Comme à chaque fois en cette période de l'année, j'ai envie de partir. Quitter cette vie, cette routine, cet horizon qui pourtant ici, sur ce continent, est vaste.
Je sens l'automne qui s'avance, comme une fumée froide qui peu à peu va s'enrouler autour de moi, jusqu'à tenter de m'étouffer. Alors pour survivre, il me faudra ouvrir la bouche, et avaler la fumée, la boire, et devenir une partie de l'automne.
Puis viendra l'hiver et la mort.

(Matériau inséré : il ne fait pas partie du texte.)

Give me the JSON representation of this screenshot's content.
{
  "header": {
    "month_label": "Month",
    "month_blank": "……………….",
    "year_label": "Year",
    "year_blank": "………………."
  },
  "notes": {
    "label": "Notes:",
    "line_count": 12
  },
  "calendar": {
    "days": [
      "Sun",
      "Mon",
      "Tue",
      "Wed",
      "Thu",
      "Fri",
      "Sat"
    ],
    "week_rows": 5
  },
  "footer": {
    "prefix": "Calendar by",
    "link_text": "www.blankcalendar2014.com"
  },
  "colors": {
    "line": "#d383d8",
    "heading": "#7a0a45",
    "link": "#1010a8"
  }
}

Le vent, le blizzard, la neige et la glace. Curieusement, quand la température tombe en dessous des -30, et que le vent la fait encore chuter, quand j'enlève mon gant et que ma main fume dans le froid, et qu'en quelques secondes mes doigts sont comme transpercés d'un millier d'épingles, je me sens vivant. Et je ris ! Je ris de me sentir vivant, et en même temps si déplacé dans cette nature hostile.
Je suis sortis, donc. L'herbe est encore plus verte qu'au printemps, et je m'imagine déjà dans quelques semaines, quand il faudra mettre une veste. La mienne est en cotton huilé (waxed cotton), avec un col de cuir.
Les odeurs seront alors fantastiques ! Je sens la nature, la terre qui s'ouvre une dernière fois avant de mourir, le cuir, la toile... Je me sens alors comme un bateau au port, qui tire sur son ancre au gré de la marée...
Il est difficile, alors, de ne pas vouloir mourir.